AF Corse ends its sweep with the triumph of GTE Am Le Mans


The GTE Am battle had it all in the 89th edition of the 24 Hours of Le Mans: incidents, track battles, strategic bets, returns by car and a historic result.

AF Corse’s # 83 crew of François Perrodo, Nicklas Nielsen and Alessio Rovera overtook Ferrari and AF Corse with their victory here, crossing the finish line almost two minutes ahead of the other riders. in the hotly contested category.

The most remarkable statistic which emerges from this category is that the victory of the n ° 83 is the first of AF Corse in GTE Am. After years of rapprochement, the team of Amato Ferrari made it. , and in a beautiful way too.

All three drivers played their part in this, a brief spin at the start of the only noticeable error captured by the camera during the race.

“It’s well deserved for AF, an excellent result,” said former WEC GTE champion Am Perrodo. “It was my second year with Nicklas – he’s flying right now and has done a great job; not only is he fast, but he’s a really nice guy as well. Both guys did an amazing job overnight when over a third of the cars gave up. We had a clean race without big mistakes and it’s also very good for our championship.

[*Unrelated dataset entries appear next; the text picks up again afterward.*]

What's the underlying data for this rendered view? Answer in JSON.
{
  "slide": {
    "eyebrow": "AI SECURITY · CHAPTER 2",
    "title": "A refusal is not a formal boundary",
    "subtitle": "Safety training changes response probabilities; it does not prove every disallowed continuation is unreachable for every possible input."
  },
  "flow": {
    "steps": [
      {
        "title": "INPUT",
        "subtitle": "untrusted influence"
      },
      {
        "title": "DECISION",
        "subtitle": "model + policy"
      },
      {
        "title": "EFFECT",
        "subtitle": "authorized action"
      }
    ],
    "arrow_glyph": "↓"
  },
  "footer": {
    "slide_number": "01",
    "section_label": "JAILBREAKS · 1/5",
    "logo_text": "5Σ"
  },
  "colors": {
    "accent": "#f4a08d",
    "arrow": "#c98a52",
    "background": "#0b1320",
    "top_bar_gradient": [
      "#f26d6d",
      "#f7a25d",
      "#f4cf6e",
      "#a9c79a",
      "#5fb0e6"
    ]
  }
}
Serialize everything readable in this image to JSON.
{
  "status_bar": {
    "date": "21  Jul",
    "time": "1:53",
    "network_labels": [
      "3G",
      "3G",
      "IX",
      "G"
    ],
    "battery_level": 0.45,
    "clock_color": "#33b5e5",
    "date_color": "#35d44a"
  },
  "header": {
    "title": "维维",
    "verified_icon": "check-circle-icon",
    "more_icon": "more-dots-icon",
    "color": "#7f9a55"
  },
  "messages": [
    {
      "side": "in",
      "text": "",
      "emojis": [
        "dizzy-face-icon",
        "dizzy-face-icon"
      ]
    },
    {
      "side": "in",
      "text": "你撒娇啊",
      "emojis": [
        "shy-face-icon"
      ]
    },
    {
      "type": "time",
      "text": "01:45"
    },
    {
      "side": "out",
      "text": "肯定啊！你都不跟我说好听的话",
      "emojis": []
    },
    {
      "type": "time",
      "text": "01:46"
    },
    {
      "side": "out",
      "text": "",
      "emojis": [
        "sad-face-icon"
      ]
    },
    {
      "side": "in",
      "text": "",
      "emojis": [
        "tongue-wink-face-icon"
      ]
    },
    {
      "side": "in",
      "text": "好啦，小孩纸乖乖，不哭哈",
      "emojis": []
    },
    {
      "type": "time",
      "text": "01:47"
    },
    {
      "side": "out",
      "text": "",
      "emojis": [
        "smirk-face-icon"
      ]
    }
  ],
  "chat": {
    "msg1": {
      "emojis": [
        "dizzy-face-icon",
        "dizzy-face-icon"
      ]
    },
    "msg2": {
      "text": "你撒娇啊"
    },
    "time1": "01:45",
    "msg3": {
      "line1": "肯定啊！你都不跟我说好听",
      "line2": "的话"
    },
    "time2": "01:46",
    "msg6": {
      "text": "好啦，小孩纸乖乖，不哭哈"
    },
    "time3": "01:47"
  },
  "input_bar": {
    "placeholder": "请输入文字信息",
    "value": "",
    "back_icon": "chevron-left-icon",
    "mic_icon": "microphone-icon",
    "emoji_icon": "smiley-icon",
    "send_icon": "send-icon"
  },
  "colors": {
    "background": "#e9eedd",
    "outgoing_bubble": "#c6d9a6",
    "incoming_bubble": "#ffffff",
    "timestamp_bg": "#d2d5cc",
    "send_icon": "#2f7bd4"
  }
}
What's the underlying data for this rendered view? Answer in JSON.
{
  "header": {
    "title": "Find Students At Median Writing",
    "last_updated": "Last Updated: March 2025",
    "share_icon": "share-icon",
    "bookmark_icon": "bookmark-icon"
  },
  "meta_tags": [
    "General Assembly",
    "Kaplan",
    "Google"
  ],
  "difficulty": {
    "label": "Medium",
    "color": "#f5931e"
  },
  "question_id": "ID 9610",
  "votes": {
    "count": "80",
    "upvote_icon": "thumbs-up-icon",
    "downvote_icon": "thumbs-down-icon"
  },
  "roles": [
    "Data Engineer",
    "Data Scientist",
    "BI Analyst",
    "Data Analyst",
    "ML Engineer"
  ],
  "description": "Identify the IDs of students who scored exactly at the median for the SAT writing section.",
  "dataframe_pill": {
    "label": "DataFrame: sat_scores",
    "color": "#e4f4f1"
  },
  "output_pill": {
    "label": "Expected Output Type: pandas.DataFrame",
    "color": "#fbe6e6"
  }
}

GTE Am mirrored LMP2 in many ways, with so many competing cars struggling. It is quite normal that the car that did not make any real mistakes won.

TF Sport came closest to depriving AF Corse of a victory in both categories. Tom Ferrier’s No.33 Aston Martin Vantage had the pace to win, but an overnight flat tire that damaged the rear of the car, and a late race misfire were the deciding factors in the heroic race of the courageous British team for victory.

After the rear puncture and diffuser change, a combination of Le Mans rookie Dylan Pereria and Ben Keating brought the car back into the race, reeling Perrodo, taking the lead late in the race before the dud. It seemed for a short time that TF was in a position to pull off a monumental comeback victory, but the dud forced Keating to stop at the start of his final stint and therefore drive longer than his minimum driving time. With Keating finishing bronze in the car and Rovera installed late, crucial time was lost and Felipe Fraga was finally content with second place.

“It was an emotional victory for sure, and for my very first Le Mans,” said Rovers. “The mechanics were excellent in delivering this result and the strategy was perfect in difficult conditions. I’m really very happy, the Aston was very fast, especially Ben Keating and they made us work hard for that.

Third in the race, the # 80 Ferrari Iron Lynx, which spent most of the race in and around the podiums. Matteo Cressoni, Rino Mastronardi and Callum Ilott kept it clean and finished in the lead lap, but failed to match the No.83 crew in pace.

The No.60 Ferrari Iron Lynx and the best Porsche Dempsey Proton, No.77, did not seem quite up to the task of winning the race after the flag was dropped on Saturday afternoon.

There were plenty of incidents in the classroom. Most notably, the # 98 Aston Martin Racing Vantage, one of the class favorites, became the race’s first retirement when Marcos Gomes took a big hit at Indianapolis in the fourth hour, ending the Canadian veteran Paul Dalla Lana’s hopes of a first victory at Le Mans. Again. He will have to wait another year …

The Project 1 team also failed to finish with one of their Porsches. The No.56 had the more spectacular outing of the two, Egidio Perfetti hitting the barriers hard in the first Mulsanne Chiane just ahead of the No.33 TF Sport Aston following it in the tires with its puncture.

That’s it for the 24 Hours of Le Mans. The committed FIA WEC teams are now considering a trip to Bahrain for a double program to end the season at the end of October.